Dit hele gebeuren en het leren kennen van zo'n groot, bezielend kunstenaar als Frans Spuijbroek  heeft op mij een zeer grote indruk gemaakt en is in mijn verdere artistieke leven van grote waarde geweest.

In 1962 hebben mijn ouders een gesprek gehad met ‘meneer’ Spuijbroek, om te vragen of het verstandig zou zijn mij naar de kunstacademie te sturen. Dat raadde hij af, omdat hij van mening was dat het beter was dat ik me zelf zou ontwikkelen. ,,Tijdens mijn opleiding zo sprak Spuijbroek, kreeg ik de eerste maanden steeds te horen dat ik nog geen punt aan een potlood kon slijpen. En door het uitgebreid tekenen van het menselijk lichaam, wist ik meer van spieren en botten dan een arts.

Frans Spuijbroek



Frans Cornelis Jakob Spuijbroek

Geboren in Nieuw-Helvoet op 8 april 1905.
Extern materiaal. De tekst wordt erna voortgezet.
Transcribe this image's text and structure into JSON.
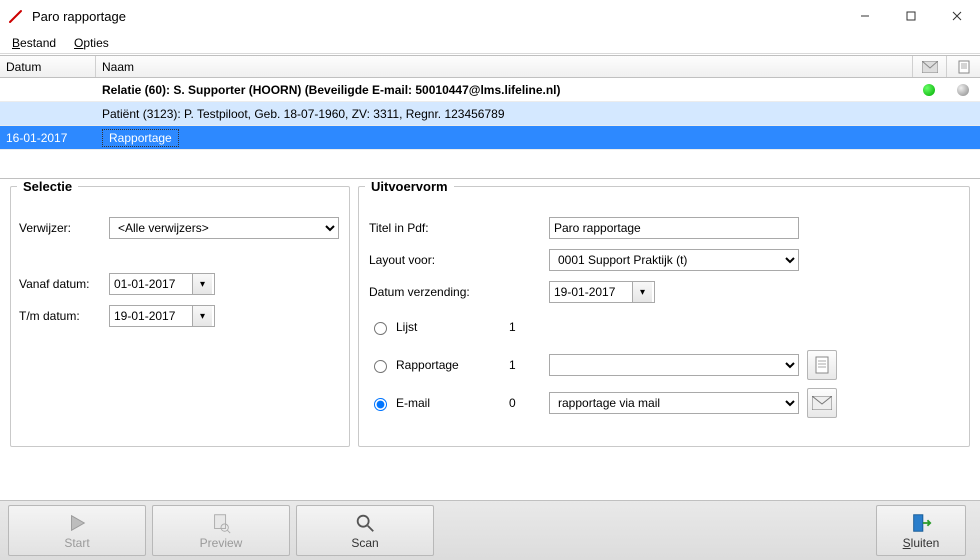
{
  "window": {
    "title": "Paro rapportage"
  },
  "menu": {
    "bestand": "Bestand",
    "opties": "Opties"
  },
  "grid": {
    "header": {
      "datum": "Datum",
      "naam": "Naam"
    },
    "relatie": {
      "naam": "Relatie (60): S. Supporter (HOORN)  (Beveiligde E-mail: 50010447@lms.lifeline.nl)"
    },
    "patient": {
      "naam": "Patiënt (3123): P. Testpiloot, Geb. 18-07-1960,  ZV: 3311,  Regnr. 123456789"
    },
    "rapport": {
      "datum": "16-01-2017",
      "naam": "Rapportage"
    }
  },
  "selectie": {
    "legend": "Selectie",
    "verwijzer_label": "Verwijzer:",
    "verwijzer_value": "<Alle verwijzers>",
    "vanaf_label": "Vanaf datum:",
    "vanaf_value": "01-01-2017",
    "tm_label": "T/m datum:",
    "tm_value": "19-01-2017"
  },
  "uitvoer": {
    "legend": "Uitvoervorm",
    "titel_label": "Titel in Pdf:",
    "titel_value": "Paro rapportage",
    "layout_label": "Layout voor:",
    "layout_value": "0001 Support Praktijk (t)",
    "datum_label": "Datum verzending:",
    "datum_value": "19-01-2017",
    "lijst_label": "Lijst",
    "lijst_count": "1",
    "rapportage_label": "Rapportage",
    "rapportage_count": "1",
    "rapportage_combo": "",
    "email_label": "E-mail",
    "email_count": "0",
    "email_combo": "rapportage via mail"
  },
  "toolbar": {
    "start": "Start",
    "preview": "Preview",
    "scan": "Scan",
    "sluiten": "Sluiten"
  }
}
Hij ging van 1923 tot 1927 naar de kunstacademie in Rotterdam.

Bezielend kunstenaar Frans Spuijbroek leerde ik kennen als 14-jarige jongen  in 1961 tijdens de repetities voor het groots opgezette klank en lichtspel 'In naam van Oranje' dat hij schreef en regiseerde en in 1962 tot twee maal toe werd opgevoerd.

Voor bovengenoemd klank- en lichtspel heeft hij maanden lang gewerkt aan dit indruk-wekkende kunstwerk. Vaak na een hele nacht schrijven, herschrijven en het nuttigen van wel een halve fles jenever, met soms het resultaat van één zin waarmee hij tevreden was.

Tijdens de repetities die plaatsvonden in de raadszaal van het stadhuis en in de speelzaal van de kleuterschool in de Venkelstraat, werd al snel duidelijk dat Frans geen genoegen nam met het meest eenvoudige. Hij wist al snel de deelnemers zijn bezielende zienswijze over te brengen. ''Je staat erbij als een jonge meid'', schalde hij een keer naar Cor Dedert die de rol van Lumey speelde. ''Kijk eens hoe Rens erbij staat.'' (Ik stond in een houding waarbij - zoals hij uitlegde - de houding van lichaam, benen en armen kracht uitstraalde.) ''Dat is een houding waar die ploert in moet hebben gestaan! Die Lumey was een schoft! Geen mietje!''

Ik zat destijds op de LTS in de timmerklas, waar we met enkele klasgenoten de decor-stukken van jute op houten ramen spanden. Frans mocht ik helpen in de bouwloods met het schilderen en decoreren van het decor. De verschillende soorten verf maakten we met pigmenten en een lijmsoort als bindmiddel. Eerst een grondlaag in de kleur grijs opgezet met bezems en toen dat droog was alles uitgetekend. Daarna met kwasten - vastgemaakt aan een steel van ongeveer een meter - en een rijlat met een scharnierende steel van eveneens ongeveer een meter, steen voor steen in verschillende kleuren aangebracht. Daarna de raamkozijnen en zandstenen togen boven de ramen geschilderd. De ramen werden van geschilderd glas-in-lood voorzien. Kortom het werd een echte voorname Gotische trapgevel van 12 meter hoog en 6 meter breed met links en rechts zijmuren.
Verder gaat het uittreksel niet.